Lao Ra has earned her reputation for twisting an eclectic array of underground sounds – and an at-times
extreme upbringing – into global-pop with as much bite as it boasts colour. Now digging deeper into her South
American heritage than ever before – combined with elements of dancehall, reggaeton, afrobeat, and hip-hop –
Lao Ra’s is a story of dislocation and defiance.
Growing up in Bogota, talk of bombs and extradition were commonplace in the playground, and so Lao Ra and her brothers were in large part introduced to music by the necessity to stay safe indoors and watch MTV. Rebellion, when it came, started small – in Lao Ra’s case, eating a worm on the first day in front her class to exert her fearlessness, or protesting that the school didn’t have a girls’ football team – but grew in significance (discovering punk, and following it overseas to England). Once relocated to London, Lao Ra began producing her own demos, but her ‘Colombianness’ wasn’t coming through in the way that she wanted. But beginning with ‘Jesus Made Me Bad’, which ruffled feathers and the local charts back home – plus a string of acclaimed tracks since then, including ‘Me Gusta’ (ft. Afro B), ‘Body Bounce’ (ft. Konshens) and ‘Drum Machine’ – Lao Ra has developed that clearly charismatic voice of her own. Here,
frequently, are songs celebrating femininity, power, heartache and sex; uplifting international pop, but always with a sting in its tail. It’s a sound that is already evolving fast, and seems innately able to translate to crowds far beyond Lao Ra’s own (she has already toured with acts as diverse as MØ, Crystal Fighters and Anne Marie to Rejjie Snow and Bomba Estereo, picking up tens of millions of streams along the way).

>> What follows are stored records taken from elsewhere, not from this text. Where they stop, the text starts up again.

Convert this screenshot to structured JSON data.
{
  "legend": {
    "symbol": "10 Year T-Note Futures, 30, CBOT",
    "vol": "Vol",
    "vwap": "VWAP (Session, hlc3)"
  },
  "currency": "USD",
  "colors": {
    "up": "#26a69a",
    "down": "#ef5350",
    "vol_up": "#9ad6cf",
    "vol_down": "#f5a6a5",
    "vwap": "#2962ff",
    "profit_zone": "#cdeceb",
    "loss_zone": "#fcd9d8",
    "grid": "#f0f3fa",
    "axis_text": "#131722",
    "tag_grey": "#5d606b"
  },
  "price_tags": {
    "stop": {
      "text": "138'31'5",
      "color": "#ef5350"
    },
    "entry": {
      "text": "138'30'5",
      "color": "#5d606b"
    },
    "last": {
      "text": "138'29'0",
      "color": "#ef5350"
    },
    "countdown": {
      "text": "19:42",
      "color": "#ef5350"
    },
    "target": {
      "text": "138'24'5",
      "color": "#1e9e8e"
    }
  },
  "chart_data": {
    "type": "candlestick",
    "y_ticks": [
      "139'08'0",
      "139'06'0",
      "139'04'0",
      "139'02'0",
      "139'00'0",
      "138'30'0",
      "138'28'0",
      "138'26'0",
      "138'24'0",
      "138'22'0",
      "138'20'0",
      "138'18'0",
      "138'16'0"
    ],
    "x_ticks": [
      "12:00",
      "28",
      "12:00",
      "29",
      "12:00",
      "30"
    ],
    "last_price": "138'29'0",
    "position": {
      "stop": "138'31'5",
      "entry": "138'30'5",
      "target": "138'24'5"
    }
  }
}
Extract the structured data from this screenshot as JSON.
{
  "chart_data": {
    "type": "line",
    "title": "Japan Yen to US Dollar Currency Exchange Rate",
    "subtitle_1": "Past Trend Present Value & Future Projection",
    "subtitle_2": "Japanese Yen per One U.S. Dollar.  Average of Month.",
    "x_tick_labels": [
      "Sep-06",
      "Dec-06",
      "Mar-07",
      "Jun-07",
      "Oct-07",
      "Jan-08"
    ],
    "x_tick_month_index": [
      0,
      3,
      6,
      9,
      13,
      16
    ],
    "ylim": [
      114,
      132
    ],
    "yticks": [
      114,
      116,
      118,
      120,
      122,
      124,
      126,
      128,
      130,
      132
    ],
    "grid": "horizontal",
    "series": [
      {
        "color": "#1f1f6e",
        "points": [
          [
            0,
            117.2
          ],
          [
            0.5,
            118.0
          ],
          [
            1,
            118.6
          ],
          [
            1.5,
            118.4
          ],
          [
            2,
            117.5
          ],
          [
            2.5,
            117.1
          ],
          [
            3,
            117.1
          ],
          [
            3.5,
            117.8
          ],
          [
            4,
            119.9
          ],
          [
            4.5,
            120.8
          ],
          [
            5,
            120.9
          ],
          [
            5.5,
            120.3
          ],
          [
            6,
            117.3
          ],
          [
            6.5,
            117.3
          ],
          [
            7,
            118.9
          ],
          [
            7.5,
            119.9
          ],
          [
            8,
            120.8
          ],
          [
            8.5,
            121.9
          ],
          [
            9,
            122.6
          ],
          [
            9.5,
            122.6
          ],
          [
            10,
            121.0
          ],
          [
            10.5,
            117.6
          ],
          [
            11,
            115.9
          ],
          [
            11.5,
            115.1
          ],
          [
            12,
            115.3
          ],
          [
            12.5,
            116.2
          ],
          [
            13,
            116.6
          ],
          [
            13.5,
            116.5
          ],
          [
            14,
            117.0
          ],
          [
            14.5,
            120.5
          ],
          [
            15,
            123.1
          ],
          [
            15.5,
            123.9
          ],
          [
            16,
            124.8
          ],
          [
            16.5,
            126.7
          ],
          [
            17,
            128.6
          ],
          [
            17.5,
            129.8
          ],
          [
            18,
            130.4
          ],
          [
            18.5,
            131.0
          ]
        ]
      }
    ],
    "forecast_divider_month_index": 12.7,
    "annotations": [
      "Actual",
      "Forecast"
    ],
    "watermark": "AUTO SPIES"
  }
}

Beginning with ‘No Pressure’, in 2018 Lao Ra appears to have found herself precisely where she needs to be –
with the confidence that comes from travel, growing up and the keenly-felt absence of home to fully embrace
her Latin roots. Those forces – musical, cultural, psychological – that made her who and what she is (warts and
all). And this, unmistakeably, is the sound and story of Lao Ra.